2. Use reusable shopping bags instead of plastic
Reusable shopping bags are super cute. That’s the #1 reason to use them, right? ? Plus, they never rip when you need them most, unlike those plastic grocery bags! You will want to store your reusable bags in your car or in a place where you will always remember to take them with you. If you forget about them until you reach the check-out, you can just tell the associate you don’t need plastic and you’ll bag it when you get to the car.
3. Start a compost bin
Compostable waste is huge and it’s easy to start composting. If you have a garden, it will save you money and help your plants in the process. If you don’t have a green thumb, you can compost inside your home, check out these great tips!
4. Get the right lights
What? The lights we buy are better for the eco system? Yes!

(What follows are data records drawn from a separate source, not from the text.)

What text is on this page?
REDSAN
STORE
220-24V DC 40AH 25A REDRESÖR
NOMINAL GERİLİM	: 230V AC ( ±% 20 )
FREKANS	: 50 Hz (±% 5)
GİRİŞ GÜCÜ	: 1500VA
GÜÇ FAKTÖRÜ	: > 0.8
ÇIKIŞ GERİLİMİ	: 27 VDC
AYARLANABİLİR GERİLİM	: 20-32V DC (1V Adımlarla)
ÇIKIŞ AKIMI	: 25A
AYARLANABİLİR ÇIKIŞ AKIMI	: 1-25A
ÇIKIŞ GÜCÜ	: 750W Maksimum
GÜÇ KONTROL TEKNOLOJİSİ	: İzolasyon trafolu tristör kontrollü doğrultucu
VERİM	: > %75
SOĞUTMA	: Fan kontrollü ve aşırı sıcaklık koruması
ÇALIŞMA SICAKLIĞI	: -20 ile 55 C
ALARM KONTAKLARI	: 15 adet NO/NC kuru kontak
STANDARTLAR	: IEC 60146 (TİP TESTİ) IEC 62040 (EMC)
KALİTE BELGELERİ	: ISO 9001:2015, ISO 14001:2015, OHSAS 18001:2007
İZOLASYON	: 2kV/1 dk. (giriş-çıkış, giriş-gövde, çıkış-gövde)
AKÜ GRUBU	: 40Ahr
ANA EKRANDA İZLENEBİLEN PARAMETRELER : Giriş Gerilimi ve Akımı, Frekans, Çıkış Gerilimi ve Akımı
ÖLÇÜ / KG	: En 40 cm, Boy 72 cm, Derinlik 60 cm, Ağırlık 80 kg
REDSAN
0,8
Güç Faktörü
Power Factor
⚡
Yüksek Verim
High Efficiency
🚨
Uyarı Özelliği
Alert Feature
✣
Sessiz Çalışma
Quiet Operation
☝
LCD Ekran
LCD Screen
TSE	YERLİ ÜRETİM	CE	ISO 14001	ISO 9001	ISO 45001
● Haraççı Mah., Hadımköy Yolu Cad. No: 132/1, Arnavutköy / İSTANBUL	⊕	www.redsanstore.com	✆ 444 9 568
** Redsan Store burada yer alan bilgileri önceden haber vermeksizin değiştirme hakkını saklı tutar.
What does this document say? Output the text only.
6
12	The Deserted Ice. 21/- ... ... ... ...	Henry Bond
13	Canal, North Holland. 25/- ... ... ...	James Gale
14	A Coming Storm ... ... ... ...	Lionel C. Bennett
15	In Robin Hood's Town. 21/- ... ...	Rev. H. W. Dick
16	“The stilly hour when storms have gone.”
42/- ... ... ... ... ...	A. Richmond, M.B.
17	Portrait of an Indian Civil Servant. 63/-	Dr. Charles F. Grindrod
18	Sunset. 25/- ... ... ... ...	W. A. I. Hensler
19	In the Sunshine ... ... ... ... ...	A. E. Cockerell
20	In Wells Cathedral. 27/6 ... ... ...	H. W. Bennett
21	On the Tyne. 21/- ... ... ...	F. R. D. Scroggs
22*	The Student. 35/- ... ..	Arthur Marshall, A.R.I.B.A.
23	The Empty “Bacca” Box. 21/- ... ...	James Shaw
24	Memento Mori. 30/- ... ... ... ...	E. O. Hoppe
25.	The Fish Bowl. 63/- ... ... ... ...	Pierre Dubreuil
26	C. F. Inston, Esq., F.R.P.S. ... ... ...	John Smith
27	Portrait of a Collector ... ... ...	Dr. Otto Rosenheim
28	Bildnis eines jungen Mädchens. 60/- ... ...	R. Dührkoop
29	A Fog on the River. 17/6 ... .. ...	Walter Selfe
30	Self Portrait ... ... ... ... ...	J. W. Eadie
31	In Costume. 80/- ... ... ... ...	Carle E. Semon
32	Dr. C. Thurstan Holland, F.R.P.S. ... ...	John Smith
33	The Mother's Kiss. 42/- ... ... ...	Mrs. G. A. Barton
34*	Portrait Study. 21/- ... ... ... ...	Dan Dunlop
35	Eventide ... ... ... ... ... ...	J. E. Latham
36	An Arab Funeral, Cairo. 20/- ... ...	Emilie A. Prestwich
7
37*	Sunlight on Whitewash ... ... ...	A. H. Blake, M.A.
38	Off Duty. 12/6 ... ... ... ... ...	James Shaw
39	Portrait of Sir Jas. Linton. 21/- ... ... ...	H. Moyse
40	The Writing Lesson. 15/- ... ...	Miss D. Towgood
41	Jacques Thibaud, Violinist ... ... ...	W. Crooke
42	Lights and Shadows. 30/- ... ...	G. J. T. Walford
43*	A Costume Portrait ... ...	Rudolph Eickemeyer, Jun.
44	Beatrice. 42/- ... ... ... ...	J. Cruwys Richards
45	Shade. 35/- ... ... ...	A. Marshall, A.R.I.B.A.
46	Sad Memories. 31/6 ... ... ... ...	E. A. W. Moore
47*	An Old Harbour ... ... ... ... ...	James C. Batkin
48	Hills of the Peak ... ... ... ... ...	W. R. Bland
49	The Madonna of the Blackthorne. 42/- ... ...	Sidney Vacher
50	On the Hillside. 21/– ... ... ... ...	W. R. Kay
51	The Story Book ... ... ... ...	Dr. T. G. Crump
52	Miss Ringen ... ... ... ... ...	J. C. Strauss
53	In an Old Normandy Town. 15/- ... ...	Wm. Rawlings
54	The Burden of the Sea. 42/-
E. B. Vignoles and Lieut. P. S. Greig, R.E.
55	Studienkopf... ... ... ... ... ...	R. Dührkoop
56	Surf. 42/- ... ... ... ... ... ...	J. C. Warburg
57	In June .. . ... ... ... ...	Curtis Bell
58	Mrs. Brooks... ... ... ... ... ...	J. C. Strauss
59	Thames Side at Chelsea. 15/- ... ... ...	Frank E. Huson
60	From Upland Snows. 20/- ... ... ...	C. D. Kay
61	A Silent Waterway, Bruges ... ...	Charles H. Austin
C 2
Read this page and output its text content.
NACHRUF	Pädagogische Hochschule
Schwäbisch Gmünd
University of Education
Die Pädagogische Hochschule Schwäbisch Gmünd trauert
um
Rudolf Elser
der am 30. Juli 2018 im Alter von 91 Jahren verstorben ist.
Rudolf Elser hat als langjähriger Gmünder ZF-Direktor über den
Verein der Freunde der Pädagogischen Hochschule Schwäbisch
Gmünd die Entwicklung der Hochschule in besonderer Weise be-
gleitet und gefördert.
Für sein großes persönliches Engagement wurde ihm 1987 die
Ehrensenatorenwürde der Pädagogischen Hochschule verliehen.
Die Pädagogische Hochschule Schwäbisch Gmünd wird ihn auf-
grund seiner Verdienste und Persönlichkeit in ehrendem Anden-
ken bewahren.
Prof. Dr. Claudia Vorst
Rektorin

Don’t go out and buy them all at once, but the next time a bulb goes out in your house, you can replace it with an energy efficient source.
5. Carry your reusable water bottle and coffee mug with you
This seems too easy, but it goes so far to reduce waste. Just thing how many millions of Starbucks cups end up in the trash each year! In fact, Starbucks is very passionate about reducing waste and provide reusable cups and recycling bins for you to utilize! Learn more here. If you forget your reusable cup, just use a water fountain instead of buying a plastic bottle, or ask for your coffee in a glass mug at your next coffee shop visit.
6. Use less paper
This one sounds intimidating, but it’s actually pretty simple. All you have to do is replace your paper towels and napkins with reusable cloth towels and use your porcelain plates instead of buying the paper or plastic options. Plus… this step saves you a whole lot of money!
7. Eco-friendly cleaning products
Get rid of the toxins and chemicals that are bad for your health and the environment by replacing them with natural and organic cleaning solutions. You can purchase a healthier alternative at most supermarkets these days, or create your own essential oil cleaning solution, and store it in a glass bottle!
8. Use less water
You can switch out your faucet heads for low-flow options, and take quick showers! You can also treat yourself to a hot bath, and enjoy some nice, relaxation time while saving money and water.
9. Slowly work on your kitchen
Did you know that the kitchen produces the most waste in the home? You can cut back on food waste by composting (see above) and replacing plastic wrap and ziplocks for reusable options. Another good option is to use glass storage containers for your food. These are better for your health and they last much longer than plastic options.
10. Tackle the bathroom next
The bathroom is the second most wasteful room in the home after your kitchen. You can reduce waste in your bathroom by using your Pixie Cup (or switch if you haven’t yet… goodbye pads and tampons!!!) and you can even install a bidet on your toilet to reduce toilet paper waste! See this article from Wild Minimalist for tips on how to make your bathroom extra waste-free this year.
Hopefully this list is helpful for you as you embark on your New Years Resolutions list! Let us know how YOU are making a difference in your home this year.
Best wishes to you in the coming year. May your joys be many and your trash bags be few!